Maths coordinate geometry question!

One end of a diameter of a circle with equation x^2 + y ^2 - 4x +4y = 2 is (3, 1) Find the coordinates of the other end of the diameter? How would I do this?

The first thing you need to do is to find the equation of the circle. To do this you need to complete the square:

(x^2 - 4x + 4) + (y^2 + 4y + 4) = 2 + 4 + 4

(x - 2)^2 + (y + 2)^2 = 10

This means the center is located at (2,-2). Now find the equation of the line that passes through (2,-2) and (3,1):

m = (1 - -2)/(3-2) = 3/1 = 3

y = 3x + b -----> 1 = 3*3 + b -----> b = -8

y = 3x - 8

Now substitute the linear equation, y = 3x - 8, into the equation for the circle:

(x - 2)^2 + (3x - 8 + 2)^2 = 10 -----> (x - 2)^2 + (3x - 6)^2 = 10

Now solve for x:

x^2 - 4x + 4 + 9x^2 - 36x + 36 = 10

10x^2 - 40x + 30 = 0

Factor out 10 to get:

x^2 - 4x + 3 = 0

Now factor the equation to get the solutions for x:

(x - 3)(x - 1) = 0

This means that x = 3 or x = 1. You were given the solution when x = 3, the point (3,1).
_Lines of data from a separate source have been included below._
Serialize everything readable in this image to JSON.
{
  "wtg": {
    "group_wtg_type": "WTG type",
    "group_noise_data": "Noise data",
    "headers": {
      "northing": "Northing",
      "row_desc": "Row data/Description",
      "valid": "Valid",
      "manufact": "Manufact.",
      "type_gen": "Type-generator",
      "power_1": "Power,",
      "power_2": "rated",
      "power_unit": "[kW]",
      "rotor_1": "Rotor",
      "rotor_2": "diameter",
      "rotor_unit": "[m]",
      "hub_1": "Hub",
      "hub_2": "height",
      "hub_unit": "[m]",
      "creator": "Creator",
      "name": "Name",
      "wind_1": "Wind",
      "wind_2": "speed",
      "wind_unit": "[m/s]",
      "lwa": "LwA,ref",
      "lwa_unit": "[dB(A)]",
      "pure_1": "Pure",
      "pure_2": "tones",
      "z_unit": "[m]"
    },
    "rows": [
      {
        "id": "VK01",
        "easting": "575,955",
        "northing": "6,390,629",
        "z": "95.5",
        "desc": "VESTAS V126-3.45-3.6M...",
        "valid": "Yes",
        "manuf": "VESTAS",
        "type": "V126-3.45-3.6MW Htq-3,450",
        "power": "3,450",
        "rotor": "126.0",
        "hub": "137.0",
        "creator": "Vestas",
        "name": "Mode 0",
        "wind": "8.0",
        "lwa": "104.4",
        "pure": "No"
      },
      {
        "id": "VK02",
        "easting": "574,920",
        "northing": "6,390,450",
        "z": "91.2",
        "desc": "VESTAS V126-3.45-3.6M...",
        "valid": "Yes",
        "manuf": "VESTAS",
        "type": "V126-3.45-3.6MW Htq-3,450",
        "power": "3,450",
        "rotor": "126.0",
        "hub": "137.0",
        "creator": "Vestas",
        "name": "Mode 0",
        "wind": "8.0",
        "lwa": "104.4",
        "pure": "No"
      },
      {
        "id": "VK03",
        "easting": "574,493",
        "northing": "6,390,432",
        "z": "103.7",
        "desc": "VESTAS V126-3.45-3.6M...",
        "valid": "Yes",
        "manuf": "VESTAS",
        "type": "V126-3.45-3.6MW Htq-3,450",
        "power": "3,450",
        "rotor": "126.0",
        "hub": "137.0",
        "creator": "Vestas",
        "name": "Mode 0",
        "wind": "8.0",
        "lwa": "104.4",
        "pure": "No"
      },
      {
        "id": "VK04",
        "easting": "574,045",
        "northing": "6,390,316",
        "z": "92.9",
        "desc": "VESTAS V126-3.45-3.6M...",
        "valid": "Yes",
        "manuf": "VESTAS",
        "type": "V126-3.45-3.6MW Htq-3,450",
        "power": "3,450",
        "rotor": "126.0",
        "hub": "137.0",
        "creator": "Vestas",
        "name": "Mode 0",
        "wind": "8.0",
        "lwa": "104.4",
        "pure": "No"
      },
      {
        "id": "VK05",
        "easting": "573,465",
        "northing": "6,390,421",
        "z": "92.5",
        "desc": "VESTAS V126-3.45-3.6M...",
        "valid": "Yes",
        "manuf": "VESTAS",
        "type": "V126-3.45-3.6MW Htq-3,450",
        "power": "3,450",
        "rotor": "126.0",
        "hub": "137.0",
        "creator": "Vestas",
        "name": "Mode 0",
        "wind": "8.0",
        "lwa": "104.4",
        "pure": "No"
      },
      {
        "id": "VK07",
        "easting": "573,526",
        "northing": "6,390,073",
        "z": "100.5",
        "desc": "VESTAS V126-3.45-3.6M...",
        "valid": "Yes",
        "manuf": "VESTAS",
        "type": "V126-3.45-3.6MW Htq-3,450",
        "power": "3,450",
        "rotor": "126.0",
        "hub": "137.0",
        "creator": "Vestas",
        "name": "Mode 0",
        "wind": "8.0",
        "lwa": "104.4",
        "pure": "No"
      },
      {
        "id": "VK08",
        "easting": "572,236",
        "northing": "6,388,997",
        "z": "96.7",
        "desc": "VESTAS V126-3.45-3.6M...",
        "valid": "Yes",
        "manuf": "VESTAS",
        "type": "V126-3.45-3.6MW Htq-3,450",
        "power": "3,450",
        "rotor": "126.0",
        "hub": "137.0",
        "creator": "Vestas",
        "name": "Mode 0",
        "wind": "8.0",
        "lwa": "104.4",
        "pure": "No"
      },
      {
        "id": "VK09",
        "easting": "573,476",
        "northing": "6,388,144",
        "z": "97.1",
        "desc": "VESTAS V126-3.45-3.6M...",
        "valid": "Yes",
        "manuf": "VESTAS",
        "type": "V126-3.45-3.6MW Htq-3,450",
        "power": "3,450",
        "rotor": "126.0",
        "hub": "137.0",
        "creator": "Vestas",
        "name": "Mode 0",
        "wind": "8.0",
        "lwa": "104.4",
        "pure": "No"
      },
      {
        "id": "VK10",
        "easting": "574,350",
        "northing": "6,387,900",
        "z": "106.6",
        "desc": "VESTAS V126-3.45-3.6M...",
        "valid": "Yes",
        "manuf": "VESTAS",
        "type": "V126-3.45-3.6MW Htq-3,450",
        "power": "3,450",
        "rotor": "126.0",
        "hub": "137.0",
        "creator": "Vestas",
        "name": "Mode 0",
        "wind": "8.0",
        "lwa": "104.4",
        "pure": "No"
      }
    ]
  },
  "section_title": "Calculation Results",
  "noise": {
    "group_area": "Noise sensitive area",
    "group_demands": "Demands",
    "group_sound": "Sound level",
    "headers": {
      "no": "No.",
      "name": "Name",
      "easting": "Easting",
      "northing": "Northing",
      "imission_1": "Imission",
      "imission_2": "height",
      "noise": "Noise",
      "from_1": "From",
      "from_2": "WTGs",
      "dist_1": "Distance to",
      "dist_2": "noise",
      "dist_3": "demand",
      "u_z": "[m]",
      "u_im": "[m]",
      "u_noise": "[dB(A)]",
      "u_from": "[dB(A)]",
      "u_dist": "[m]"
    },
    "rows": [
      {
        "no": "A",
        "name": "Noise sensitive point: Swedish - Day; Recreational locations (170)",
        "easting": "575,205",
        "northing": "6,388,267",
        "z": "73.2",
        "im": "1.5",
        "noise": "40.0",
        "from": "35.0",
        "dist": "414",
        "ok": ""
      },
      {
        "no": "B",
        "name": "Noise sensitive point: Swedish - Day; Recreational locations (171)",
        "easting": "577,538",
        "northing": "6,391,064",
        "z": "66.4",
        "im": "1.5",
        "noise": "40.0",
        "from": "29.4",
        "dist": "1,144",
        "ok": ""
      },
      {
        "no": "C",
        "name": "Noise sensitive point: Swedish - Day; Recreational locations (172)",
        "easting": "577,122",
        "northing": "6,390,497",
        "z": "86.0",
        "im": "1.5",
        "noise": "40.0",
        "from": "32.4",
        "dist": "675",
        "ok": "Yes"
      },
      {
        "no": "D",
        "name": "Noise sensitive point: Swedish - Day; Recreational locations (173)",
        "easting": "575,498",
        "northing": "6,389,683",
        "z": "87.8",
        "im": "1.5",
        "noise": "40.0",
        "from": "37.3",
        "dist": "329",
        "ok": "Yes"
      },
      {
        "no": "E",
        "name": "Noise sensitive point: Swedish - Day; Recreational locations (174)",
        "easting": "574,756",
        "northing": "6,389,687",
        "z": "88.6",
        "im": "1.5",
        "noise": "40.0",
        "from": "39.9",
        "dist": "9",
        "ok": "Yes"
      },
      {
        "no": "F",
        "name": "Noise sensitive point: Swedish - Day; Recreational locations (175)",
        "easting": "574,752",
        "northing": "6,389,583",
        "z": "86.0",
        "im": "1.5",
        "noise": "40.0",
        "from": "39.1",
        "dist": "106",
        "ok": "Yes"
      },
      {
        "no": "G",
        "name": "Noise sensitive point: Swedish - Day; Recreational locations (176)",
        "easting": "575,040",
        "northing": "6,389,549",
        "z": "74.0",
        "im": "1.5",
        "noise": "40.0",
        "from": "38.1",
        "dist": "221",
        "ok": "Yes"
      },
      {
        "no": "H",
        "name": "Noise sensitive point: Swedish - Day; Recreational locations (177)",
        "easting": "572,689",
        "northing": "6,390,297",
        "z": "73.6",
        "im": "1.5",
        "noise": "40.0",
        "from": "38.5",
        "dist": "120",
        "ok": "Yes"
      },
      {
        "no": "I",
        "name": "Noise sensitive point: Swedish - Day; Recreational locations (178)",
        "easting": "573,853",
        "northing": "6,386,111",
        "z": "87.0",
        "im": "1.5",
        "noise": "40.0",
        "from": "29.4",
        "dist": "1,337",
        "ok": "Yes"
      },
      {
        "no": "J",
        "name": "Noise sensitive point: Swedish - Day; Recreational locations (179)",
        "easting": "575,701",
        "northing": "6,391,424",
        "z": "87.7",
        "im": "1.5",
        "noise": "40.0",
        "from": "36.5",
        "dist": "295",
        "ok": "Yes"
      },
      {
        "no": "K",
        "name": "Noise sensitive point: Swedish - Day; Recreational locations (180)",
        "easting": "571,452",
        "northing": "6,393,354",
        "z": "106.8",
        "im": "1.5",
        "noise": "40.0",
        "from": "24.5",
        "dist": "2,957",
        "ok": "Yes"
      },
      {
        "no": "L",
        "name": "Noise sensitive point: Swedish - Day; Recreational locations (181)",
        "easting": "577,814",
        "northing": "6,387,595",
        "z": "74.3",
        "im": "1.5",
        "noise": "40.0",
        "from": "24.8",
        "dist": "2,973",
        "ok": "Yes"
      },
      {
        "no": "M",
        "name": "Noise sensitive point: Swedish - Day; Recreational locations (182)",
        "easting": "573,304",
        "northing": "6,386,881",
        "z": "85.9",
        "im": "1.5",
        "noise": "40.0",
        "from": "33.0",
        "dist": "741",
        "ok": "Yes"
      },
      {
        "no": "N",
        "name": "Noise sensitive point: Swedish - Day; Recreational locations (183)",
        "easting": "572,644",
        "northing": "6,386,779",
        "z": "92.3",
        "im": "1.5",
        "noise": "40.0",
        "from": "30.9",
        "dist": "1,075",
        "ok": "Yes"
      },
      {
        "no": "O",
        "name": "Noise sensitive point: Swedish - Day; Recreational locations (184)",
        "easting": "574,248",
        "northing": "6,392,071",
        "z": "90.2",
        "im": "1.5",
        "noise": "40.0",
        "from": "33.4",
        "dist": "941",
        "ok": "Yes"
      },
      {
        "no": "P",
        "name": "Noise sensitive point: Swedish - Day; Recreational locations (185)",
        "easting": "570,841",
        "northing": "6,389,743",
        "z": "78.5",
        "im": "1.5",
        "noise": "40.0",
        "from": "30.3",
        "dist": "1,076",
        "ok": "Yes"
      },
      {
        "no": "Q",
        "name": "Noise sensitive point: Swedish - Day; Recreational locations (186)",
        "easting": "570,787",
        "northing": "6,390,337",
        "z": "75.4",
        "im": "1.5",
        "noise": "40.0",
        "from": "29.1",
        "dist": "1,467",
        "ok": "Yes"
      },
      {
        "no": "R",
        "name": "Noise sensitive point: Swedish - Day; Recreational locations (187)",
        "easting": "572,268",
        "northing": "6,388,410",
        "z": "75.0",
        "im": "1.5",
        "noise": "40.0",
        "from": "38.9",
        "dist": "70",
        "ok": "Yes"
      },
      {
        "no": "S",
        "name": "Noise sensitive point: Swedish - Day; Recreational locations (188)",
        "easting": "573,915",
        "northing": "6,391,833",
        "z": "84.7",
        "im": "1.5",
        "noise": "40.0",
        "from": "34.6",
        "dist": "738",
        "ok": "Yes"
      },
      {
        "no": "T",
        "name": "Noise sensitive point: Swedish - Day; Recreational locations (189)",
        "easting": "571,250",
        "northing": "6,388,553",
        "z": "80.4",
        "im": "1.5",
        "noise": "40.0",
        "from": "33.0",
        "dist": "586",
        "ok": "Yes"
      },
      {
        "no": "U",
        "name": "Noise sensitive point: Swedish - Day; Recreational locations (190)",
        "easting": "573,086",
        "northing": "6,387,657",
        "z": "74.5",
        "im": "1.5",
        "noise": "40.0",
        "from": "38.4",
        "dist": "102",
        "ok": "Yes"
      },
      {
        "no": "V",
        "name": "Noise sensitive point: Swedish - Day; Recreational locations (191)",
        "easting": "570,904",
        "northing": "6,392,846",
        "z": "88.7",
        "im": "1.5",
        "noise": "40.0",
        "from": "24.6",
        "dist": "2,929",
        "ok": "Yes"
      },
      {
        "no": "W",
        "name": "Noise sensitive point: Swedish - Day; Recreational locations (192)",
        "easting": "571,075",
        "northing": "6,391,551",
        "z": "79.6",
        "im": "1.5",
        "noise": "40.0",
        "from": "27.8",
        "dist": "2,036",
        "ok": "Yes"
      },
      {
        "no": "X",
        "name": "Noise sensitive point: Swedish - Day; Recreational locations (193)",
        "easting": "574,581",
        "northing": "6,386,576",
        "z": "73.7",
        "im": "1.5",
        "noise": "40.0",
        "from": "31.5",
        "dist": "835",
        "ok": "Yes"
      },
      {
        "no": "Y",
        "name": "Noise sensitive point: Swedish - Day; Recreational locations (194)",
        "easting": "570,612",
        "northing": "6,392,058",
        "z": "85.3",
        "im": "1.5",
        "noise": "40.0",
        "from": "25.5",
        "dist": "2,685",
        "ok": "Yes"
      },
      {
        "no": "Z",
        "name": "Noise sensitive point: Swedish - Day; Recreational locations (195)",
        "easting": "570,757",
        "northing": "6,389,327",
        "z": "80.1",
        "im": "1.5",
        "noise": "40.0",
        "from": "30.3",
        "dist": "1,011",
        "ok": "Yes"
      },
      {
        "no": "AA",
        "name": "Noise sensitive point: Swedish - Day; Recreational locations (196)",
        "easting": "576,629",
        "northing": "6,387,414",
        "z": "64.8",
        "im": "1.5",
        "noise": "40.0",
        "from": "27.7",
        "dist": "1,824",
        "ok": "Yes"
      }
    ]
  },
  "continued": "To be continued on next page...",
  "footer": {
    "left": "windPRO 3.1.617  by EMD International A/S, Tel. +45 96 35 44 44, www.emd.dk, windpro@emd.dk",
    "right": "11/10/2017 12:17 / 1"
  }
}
Now use the linear equation, y = 3x - 8, and x = 1 to determine the value of y:

y = 3*1 - 5 -----> y = -5

The other end of the diameter has coordinates of (1,-5).

Corey's answer is fine, but there's a very easy way to find the "other end of the diameter" once you know the circle's center: this "other end" and the point (3,1) are symmetrical in relation to the circle's center.